Pero la trayectoria onírica es doble: la historia se filtra al sueño, pero el sueño también fecunda la historia. Un niño inglés se atrevió una mañana a contarle a su maestra el sueño que acababa de tener. Lo habían nombrado rey de Inglaterra. El sueño le pareció inaceptable a la instructora que procedió a azotarlo. Nalgadas por soñar lo impensable. El niño se llamaba Oliver Cromwell. Los historiadores de lo diurno creerán que sueños de este tipo son anécdotas curiosas. Nada más. Arrogancias de la razón moderna que se niega a aceptar otras casualidades.

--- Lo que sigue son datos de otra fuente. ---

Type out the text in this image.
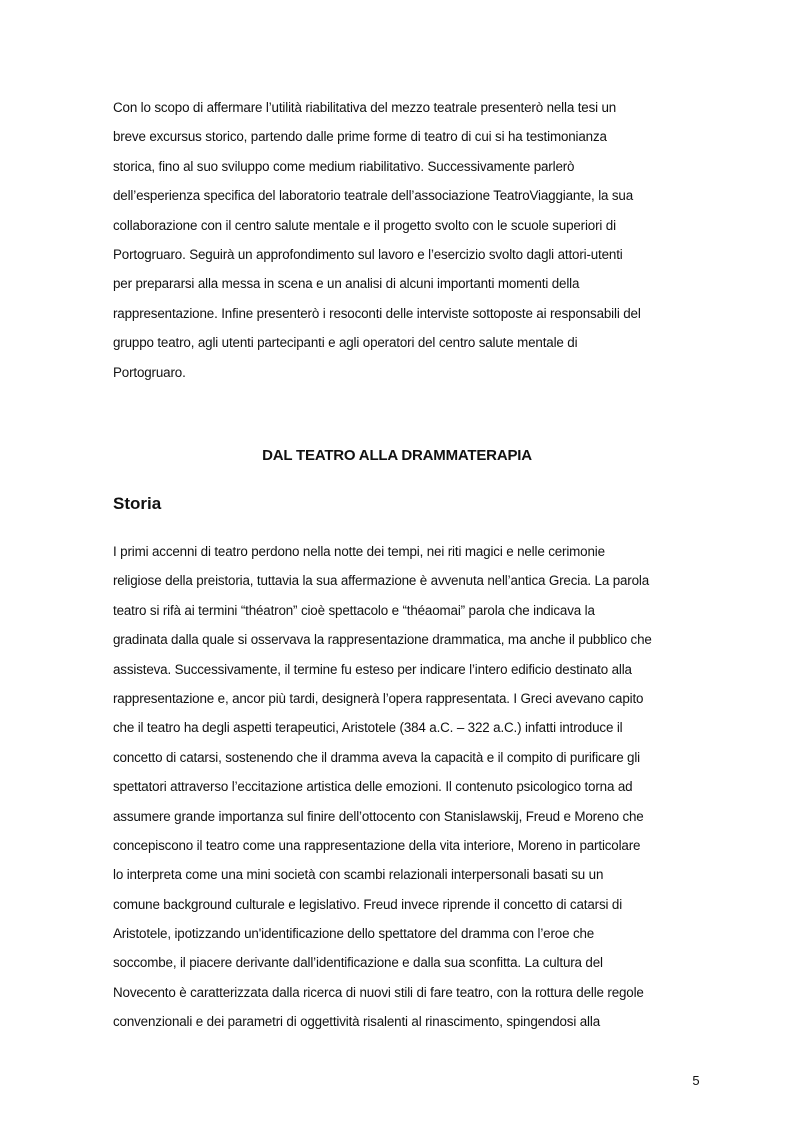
Con lo scopo di affermare l’utilità riabilitativa del mezzo teatrale presenterò nella tesi un
breve excursus storico, partendo dalle prime forme di teatro di cui si ha testimonianza
storica, fino al suo sviluppo come medium riabilitativo. Successivamente parlerò
dell’esperienza specifica del laboratorio teatrale dell’associazione TeatroViaggiante, la sua
collaborazione con il centro salute mentale e il progetto svolto con le scuole superiori di
Portogruaro. Seguirà un approfondimento sul lavoro e l’esercizio svolto dagli attori-utenti
per prepararsi alla messa in scena e un analisi di alcuni importanti momenti della
rappresentazione. Infine presenterò i resoconti delle interviste sottoposte ai responsabili del
gruppo teatro, agli utenti partecipanti e agli operatori del centro salute mentale di
Portogruaro.
DAL TEATRO ALLA DRAMMATERAPIA
Storia
I primi accenni di teatro perdono nella notte dei tempi, nei riti magici e nelle cerimonie
religiose della preistoria, tuttavia la sua affermazione è avvenuta nell’antica Grecia. La parola
teatro si rifà ai termini “théatron” cioè spettacolo e “théaomai” parola che indicava la
gradinata dalla quale si osservava la rappresentazione drammatica, ma anche il pubblico che
assisteva. Successivamente, il termine fu esteso per indicare l’intero edificio destinato alla
rappresentazione e, ancor più tardi, designerà l’opera rappresentata. I Greci avevano capito
che il teatro ha degli aspetti terapeutici, Aristotele (384 a.C. – 322 a.C.) infatti introduce il
concetto di catarsi, sostenendo che il dramma aveva la capacità e il compito di purificare gli
spettatori attraverso l’eccitazione artistica delle emozioni. Il contenuto psicologico torna ad
assumere grande importanza sul finire dell’ottocento con Stanislawskij, Freud e Moreno che
concepiscono il teatro come una rappresentazione della vita interiore, Moreno in particolare
lo interpreta come una mini società con scambi relazionali interpersonali basati su un
comune background culturale e legislativo. Freud invece riprende il concetto di catarsi di
Aristotele, ipotizzando un'identificazione dello spettatore del dramma con l’eroe che
soccombe, il piacere derivante dall’identificazione e dalla sua sconfitta. La cultura del
Novecento è caratterizzata dalla ricerca di nuovi stili di fare teatro, con la rottura delle regole
convenzionali e dei parametri di oggettività risalenti al rinascimento, spingendosi alla
5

Los sueños pueden ser premonición pero también se ofrecen como guía, como orden, como llave que abre la puerta que no se ve durante el día. Todo lo que hacemos está marcado por nuestros sueños, esas «efímeras pompas de vida» donde la imaginación juega con la memoria. Cualquier actividad humana registra la influencia de los mensajes oníricos. El arte, la guerra, la ciencia, la religión serían otra cosa sin esas seducciones de la noche. Tiene razón Siruela: nuestra cultura extrovertida sigue dándole la espalda a las visiones nocturnas.
Sin detenerse en los tópicos vulgares o psicoanalíticos, Siruela se hace preguntas inusuales. ¿Qué sucede con el tiempo cuando soñamos? ¿A dónde vamos cuando soñamos? ¿Cómo entra la historia a los sueños, cómo se insertan en ella? El mundo bajo los párpados, un ensayo tan riguroso como elegante, entiende la imaginación (no sólo la nocturna) como una pieza constitutiva de la historia. No un escape de la realidad, el hallazgo de una más profunda.